In 1901, Marconi built a powerful wireless station at Poldhu, Cornwall, (corresponding IEEE Milestone) in preparation for a transatlantic test. The spark-gap transmitter fed a mammoth antenna array -- four hundred wires suspended from 20 masts, each 200 feet tall, placed in a circle. A similar station was set up on the American side of the Atlantic at South Wellfleet, Cape Cod.
Then a series of disasters struck. On 17 September a ferocious gale hit the Poldhu station, destroying the elaborate antenna system. A temporary one was put in its place a week later, but tests showed that it was too inefficient to reach the Cape Cod station. Consequently, before leaving England for North America, Marconi decided to set up his equipment at St. John's, Newfoundland, which was much closer to Poldhu. The decision proved academic in any case, because on 26 November, the day before Marconi's scheduled departure, the Cape Cod antenna blew down in a hurricane.
Landing at St. John's on 6 December, Marconi and his assistants set up their experimental apparatus on a table in the Signal Hill barracks near the harbor. Meanwhile, an improved antenna: had been installed at the Poldhu station, whose operators had instructions to send Morse code for the letter "s" from 3 to 7 pm (GMT) starting on 11 December. Marconi tested the winds on the 10th by sending aloft a kite trailing a wire antenna, but the kite broke loose. At the prearranged time on the 11th, Marconi and his assistants sent up a balloon, but heard nothing from their receiver. They next dispensed with the tuned receiver and tried a more sensitive detector, but the balloon broke loose. On the 12th, a strong gale still blew and carried away the first kite they sent up. The second kite, which trailed 500 feet of antenna wire, stayed up long enough for Marconi and Kemp to hear the transatlantic signals through a telephone earpiece connected to the receiver. Marconi's diary for that date has the simple entry, "Sigs. at 12:30, 1:10 and 2:20. 11 more signals were confirmed on the next day, Friday the 13th, but none on Saturday. On Monday the 16th, Marconi released the news to the press and then began packing for a new location because the Anglo-American Telegraph Company threatened legal action for violating its communication monopoly in Newfoundland.

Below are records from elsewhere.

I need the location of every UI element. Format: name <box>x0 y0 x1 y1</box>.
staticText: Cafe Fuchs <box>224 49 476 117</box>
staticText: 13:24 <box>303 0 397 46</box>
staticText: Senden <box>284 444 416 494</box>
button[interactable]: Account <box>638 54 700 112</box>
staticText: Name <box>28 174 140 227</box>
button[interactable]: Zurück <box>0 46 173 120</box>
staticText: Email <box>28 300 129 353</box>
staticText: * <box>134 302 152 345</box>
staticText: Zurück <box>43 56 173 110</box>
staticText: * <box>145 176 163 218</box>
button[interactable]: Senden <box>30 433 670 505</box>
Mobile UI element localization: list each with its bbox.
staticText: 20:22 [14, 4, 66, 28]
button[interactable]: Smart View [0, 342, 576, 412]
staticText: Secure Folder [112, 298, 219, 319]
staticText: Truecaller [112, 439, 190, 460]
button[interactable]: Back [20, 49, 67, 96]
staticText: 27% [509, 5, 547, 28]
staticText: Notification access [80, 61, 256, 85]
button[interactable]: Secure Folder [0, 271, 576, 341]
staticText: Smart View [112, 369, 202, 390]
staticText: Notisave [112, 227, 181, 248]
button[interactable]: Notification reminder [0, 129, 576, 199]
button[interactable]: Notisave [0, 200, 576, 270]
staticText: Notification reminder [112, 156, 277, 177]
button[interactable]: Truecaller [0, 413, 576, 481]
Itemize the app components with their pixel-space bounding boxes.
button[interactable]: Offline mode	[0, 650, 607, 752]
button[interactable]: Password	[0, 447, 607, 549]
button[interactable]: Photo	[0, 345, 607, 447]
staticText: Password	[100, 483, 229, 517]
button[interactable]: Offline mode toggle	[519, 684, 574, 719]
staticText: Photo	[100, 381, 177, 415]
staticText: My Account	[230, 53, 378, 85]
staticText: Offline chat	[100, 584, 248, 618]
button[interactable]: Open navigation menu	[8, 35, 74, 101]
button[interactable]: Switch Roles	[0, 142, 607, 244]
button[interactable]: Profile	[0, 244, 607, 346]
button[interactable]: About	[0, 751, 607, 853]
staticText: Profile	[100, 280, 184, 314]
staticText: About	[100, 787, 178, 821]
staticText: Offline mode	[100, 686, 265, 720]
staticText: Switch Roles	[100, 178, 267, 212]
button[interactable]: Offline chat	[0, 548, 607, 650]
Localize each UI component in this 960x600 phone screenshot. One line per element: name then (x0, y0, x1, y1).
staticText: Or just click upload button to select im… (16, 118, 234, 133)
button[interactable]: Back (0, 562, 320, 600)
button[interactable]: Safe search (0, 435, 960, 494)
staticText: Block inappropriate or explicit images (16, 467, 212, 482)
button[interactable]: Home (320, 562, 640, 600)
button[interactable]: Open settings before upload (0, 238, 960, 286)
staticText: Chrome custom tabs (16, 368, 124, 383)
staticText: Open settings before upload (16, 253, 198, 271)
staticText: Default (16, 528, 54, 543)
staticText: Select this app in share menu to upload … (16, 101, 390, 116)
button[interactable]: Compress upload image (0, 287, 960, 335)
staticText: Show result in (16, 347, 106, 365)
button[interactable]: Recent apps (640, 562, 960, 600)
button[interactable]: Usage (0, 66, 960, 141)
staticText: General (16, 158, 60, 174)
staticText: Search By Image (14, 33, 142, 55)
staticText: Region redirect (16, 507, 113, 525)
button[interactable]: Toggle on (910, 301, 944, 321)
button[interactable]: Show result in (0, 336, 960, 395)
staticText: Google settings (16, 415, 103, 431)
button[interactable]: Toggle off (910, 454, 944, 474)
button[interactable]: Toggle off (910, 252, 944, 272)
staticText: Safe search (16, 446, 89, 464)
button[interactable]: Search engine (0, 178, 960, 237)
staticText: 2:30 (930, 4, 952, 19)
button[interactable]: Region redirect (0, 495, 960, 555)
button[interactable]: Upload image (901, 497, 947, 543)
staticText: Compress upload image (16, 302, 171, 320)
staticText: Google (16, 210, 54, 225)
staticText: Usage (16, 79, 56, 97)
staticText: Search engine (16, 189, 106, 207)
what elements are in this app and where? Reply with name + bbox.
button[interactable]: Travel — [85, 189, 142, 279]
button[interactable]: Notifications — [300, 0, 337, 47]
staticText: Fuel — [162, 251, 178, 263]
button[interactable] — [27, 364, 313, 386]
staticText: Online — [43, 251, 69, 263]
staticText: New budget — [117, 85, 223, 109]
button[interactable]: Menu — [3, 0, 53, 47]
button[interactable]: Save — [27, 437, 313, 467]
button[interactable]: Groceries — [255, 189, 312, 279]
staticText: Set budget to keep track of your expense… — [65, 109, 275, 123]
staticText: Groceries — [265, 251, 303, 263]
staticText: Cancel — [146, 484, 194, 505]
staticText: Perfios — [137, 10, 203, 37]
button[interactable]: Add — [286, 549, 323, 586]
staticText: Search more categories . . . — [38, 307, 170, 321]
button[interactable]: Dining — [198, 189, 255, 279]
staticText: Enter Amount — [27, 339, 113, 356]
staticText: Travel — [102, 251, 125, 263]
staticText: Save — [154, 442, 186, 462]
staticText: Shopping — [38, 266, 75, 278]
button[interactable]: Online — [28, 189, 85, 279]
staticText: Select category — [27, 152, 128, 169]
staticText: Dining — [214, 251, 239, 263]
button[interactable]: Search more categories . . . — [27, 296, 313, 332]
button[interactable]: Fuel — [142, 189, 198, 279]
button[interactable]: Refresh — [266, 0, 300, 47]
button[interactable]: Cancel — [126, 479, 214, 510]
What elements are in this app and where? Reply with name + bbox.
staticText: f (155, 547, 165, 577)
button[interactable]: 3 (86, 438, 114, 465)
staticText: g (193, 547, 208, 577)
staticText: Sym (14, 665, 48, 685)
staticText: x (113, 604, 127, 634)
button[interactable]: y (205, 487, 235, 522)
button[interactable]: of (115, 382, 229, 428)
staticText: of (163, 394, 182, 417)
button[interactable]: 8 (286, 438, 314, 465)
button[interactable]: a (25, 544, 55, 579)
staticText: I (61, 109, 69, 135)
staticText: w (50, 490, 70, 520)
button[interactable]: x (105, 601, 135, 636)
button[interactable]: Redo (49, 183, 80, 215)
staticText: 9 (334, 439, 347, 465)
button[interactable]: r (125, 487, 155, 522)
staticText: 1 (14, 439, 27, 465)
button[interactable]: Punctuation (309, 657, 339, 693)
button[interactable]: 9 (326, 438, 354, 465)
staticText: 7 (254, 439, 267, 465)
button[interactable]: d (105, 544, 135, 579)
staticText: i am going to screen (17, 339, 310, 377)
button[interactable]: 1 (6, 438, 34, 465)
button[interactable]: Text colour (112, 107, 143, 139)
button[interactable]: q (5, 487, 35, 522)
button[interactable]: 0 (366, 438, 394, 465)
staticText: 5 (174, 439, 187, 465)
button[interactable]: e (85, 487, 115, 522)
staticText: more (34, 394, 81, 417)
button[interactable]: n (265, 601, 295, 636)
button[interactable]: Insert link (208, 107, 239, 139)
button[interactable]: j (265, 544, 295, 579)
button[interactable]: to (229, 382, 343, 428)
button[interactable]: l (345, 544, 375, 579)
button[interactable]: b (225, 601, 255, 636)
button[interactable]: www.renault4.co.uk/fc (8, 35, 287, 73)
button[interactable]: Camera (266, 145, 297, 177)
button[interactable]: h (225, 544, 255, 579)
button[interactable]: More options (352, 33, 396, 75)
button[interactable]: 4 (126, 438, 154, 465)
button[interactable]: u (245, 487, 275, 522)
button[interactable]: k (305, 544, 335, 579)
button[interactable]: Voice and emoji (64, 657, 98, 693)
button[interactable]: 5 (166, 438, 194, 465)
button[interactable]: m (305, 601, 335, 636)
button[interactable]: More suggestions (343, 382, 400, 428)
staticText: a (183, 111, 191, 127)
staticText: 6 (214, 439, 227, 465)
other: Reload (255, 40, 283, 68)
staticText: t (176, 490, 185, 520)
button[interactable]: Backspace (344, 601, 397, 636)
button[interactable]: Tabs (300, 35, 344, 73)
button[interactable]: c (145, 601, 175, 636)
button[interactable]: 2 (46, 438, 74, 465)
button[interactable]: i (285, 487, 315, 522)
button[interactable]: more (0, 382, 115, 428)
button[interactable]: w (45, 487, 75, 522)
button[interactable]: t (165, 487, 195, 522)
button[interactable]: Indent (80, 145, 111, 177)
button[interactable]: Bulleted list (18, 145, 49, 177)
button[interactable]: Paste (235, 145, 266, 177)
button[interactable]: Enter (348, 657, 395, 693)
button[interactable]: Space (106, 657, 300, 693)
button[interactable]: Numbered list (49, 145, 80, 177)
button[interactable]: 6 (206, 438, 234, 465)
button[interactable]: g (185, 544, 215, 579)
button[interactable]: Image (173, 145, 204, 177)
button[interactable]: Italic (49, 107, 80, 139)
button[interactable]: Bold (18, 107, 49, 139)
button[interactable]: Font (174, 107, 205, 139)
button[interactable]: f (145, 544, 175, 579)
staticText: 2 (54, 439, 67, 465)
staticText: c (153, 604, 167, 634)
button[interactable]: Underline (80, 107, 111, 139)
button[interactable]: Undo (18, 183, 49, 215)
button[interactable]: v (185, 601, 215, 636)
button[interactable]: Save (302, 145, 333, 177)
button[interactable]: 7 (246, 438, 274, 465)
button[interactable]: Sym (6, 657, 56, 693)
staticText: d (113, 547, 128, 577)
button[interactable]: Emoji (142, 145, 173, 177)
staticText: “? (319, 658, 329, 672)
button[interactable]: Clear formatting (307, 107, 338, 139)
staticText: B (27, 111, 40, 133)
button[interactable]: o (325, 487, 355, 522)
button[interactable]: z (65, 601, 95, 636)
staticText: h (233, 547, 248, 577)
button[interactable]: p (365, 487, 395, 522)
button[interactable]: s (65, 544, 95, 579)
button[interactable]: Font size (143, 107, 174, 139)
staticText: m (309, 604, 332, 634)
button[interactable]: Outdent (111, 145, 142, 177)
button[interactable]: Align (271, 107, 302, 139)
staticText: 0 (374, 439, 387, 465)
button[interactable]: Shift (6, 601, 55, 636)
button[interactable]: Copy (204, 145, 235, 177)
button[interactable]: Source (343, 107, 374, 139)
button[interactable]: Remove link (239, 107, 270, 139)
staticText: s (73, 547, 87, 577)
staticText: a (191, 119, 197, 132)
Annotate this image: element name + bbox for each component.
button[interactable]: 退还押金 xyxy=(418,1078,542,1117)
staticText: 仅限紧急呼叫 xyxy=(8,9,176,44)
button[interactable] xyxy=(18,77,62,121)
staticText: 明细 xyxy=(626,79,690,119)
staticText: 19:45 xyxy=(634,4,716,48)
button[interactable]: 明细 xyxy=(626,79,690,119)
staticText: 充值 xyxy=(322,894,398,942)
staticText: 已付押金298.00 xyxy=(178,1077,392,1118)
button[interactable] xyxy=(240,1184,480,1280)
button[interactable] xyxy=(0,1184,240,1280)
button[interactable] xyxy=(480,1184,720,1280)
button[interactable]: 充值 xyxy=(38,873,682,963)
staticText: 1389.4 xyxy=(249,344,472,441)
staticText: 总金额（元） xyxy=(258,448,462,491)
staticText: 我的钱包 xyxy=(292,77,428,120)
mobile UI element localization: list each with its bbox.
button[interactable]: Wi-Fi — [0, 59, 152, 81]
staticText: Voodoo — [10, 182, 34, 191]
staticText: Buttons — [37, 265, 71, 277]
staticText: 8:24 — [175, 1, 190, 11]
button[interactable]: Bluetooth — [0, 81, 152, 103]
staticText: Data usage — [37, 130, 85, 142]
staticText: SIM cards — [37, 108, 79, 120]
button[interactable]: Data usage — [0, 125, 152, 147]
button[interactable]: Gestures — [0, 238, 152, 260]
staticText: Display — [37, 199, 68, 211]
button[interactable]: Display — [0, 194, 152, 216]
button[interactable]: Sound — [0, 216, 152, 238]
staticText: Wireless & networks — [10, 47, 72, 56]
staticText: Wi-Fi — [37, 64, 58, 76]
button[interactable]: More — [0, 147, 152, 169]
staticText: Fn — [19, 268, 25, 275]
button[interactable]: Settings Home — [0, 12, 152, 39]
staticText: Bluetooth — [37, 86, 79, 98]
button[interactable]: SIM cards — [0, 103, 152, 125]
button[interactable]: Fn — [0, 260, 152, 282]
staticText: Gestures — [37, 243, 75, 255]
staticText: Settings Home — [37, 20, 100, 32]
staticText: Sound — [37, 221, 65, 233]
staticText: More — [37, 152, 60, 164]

Marconi's announcement met with enthusiastic acclaim, but also with some skepticism. After all, the only witness was George Kemp, hardly an impartial observer, and the signals were too weak to operate an automatic recorder. Two months later, though, Marconi received transatlantic signals of sufficient strength from Poldhu to operate a Morse inker in the presence of witnesses. (Although later knowledge of radio-wave propagation indicates that the Signal Hill reception occurred under inopportune conditions, recent historians have suggested that Marconi picked up a high-frequency harmonic on his un-tuned receiver.) In January 1902, between the time of the Signal Hill reception and the later verification, the American Institute of Electrical Engineers held their annual dinner meeting in honor of Marconi. In attendance were such electrical engineering notables as Alexander Graham Bell, Charles Proteus Steinmetz, and Michael Pupin. Thomas Edison, who sent his regrets, called Marconi "the young man who had the monumental audacity to attempt, and succeed in, jumping an electrical wave clear across the Atlantic Ocean."